Corriere della Sera, 27 agosto 2024
Putin vuole distruggere le centrali elettriche degli ucraini per lasciarli al freddo e al buio
Quando il 16 luglio scorso ha visitato Volodymyr Zelensky a Kiev, l’alto commissario Onu per i rifugiati Filippo Grandi gli ha posto una domanda semplice eppure impossibile: quanti civili potrebbero emigrare verso il resto d’Europa in inverno, se il Cremlino riuscisse a devastare le infrastrutture ucraine dell’energia? Quel giorno il presidente, secondo alcune persone informate dell’incontro, non potè rispondere. Nessuno può farlo. Più chiaro invece è l’obiettivo di Vladimir Putin: lasciare parte della popolazione ucraina al freddo nei prossimi mesi, per depauperare ulteriormente il Paese dei suoi abitanti.
Che questo fosse il progetto, non potevano esserci dubbi da quando il 22 marzo scorso la Russia ha scatenato il primo di sette attacchi dal cielo in tre mesi sulle centrali e le stazioni di distribuzione di Dtek, il colosso ucraino dell’elettricità. La capacità dell’azienda si è ridotta da cinquemila a cinquecento gigawatt, un crollo del 90%, anche se ora Dtek spera di ricostruire quasi due terzi del suo potenziale produttivo entro l’anno.
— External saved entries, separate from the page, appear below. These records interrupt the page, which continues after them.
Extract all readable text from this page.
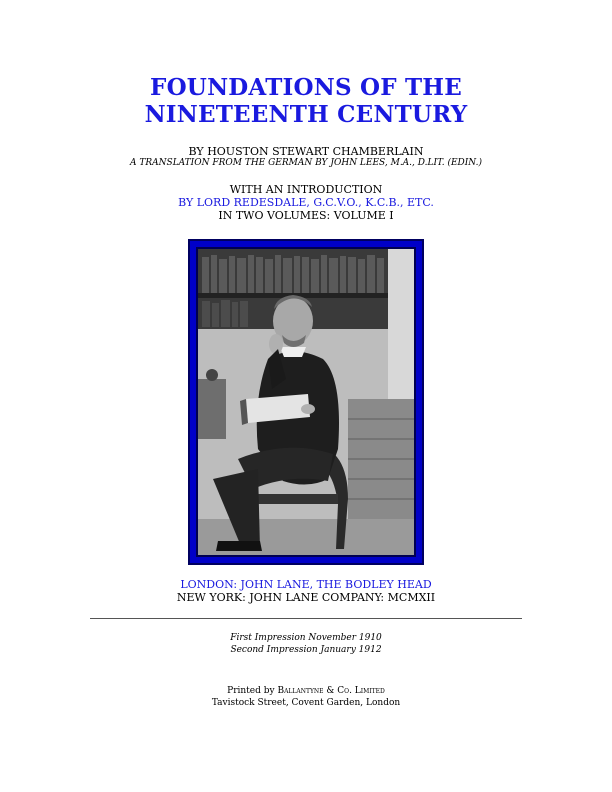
FOUNDATIONS OF THE
NINETEENTH CENTURY
BY HOUSTON STEWART CHAMBERLAIN
A TRANSLATION FROM THE GERMAN BY JOHN LEES, M.A., D.LIT. (EDIN.)
WITH AN INTRODUCTION
BY LORD REDESDALE, G.C.V.O., K.C.B., ETC.
IN TWO VOLUMES: VOLUME I
LONDON: JOHN LANE, THE BODLEY HEAD
NEW YORK: JOHN LANE COMPANY: MCMXII
First Impression November 1910
Second Impression January 1912
Printed by Ballantyne & Co. Limited
Tavistock Street, Covent Garden, London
Ma ieri la strategia del Cremlino di gettare milioni di civili ucraini in ostaggio al freddo ha mosso un passo in più. Dtek non è stata bersagliata ancora, in compenso i missili russi hanno colpito gli impianti e le reti del gruppo di generazione e di cavi ad alta tensione Ukrenergo. Decurtare la produzione elettrica può mettere al freddo milioni di persone in Ucraina, perché gli edifici moderni nelle città sono riscaldati con la corrente. Ma ridurre la fornitura di luce significa anche mettere in difficoltà i sistemi fognari e potenzialmente danneggiare le condutture idriche degli edifici civili, se l’acqua si congela e rompe i tubi. Per questo ciò che sta accadendo in questi giorni non è altro che il secondo tempo della guerra dell’energia di Vladimir Putin: negando quest’ultima all’Ucraina, il dittatore di Mosca punta a riversare un milione di civili o forse più verso l’Europa quando le temperature scenderanno. Molto dipenderà da quante case resteranno prive di riscaldamento nel prossimo paio di mesi. Tymofiy Mylovanov, economista dell’università di Kiev e consigliere di Zelensky, pensa che il piano di Putin fallirà: «Lo scopo del Cremlino è chiaro e quest’inverno sarà forse peggiore di quello scorso, ci saranno nuovi blackout – concede al Corriere —. Ma se non colpiscono le centrali nucleari, portando la guerra a un altro livello, riusciremo a cavarcela».
Di certo ieri i grandi snodi degli attacchi sono stati le stazioni di smistamento del gas e la centrale idroelettrica nei pressi di Kiev. Quell’impianto risale ai tempi in cui Nikita Krushiov dominava l’Unione sovietica nei primi anni ’60 e crea un bacino d’acqua della superficie di oltre 900 chilometri quadrati. Far saltare la diga significherebbe inondare la capitale, con il rischio di provocare un numero incalcolabile di vittime. Per questo le autorità di Kiev ieri hanno subito rimarcato che sarebbe impossibile, bombardando dal cielo, far cedere l’argine in cemento armato alto ventidue metri e lungo quasi trecento. Ma nessuno ha potuto negare i danni (per ora imprecisati) all’impianto idroelettrico che alimenta la capitale. Quel che resta da capire ora è se l’apparato militare-industriale di Putin riuscirà a produrre così tanti nuovi missili e droni ad alta precisione e a mettere a punto così tanti nuovi obiettivi da paralizzare il sistema ucraino dell’energia anche nei prossimi mesi. Senz’altro ci proverà, perché uno degli obiettivi è rallentare la produzione di armi nelle fabbriche ucraine privando queste ultime di forniture elettriche.
Proprio ieri un missile-drone prodotto in Ucraina ha colpito la grande raffineria siberiana di Gazprom a Omsk. Quell’impianto si trova a quasi tremila chilometri dal confine: il messaggio è che l’industria ucraina è ormai in grado di fabbricare oggetti capaci di stare in aria per più di un giorno, restando invisibili ai russi, per colpire bersagli lontanissimi. E con l’incursione nel Kursk, le truppe di Kiev ora controllano la stazione di Gazprom a Sudzha per lo smistamento del gas verso l’Europa centrale. Da quello snodo passano 14 miliardi di metri cubi all’anno: abbastanza perché l’incertezza abbia fatto salire le quotazioni del gas sull’intero mercato europeo.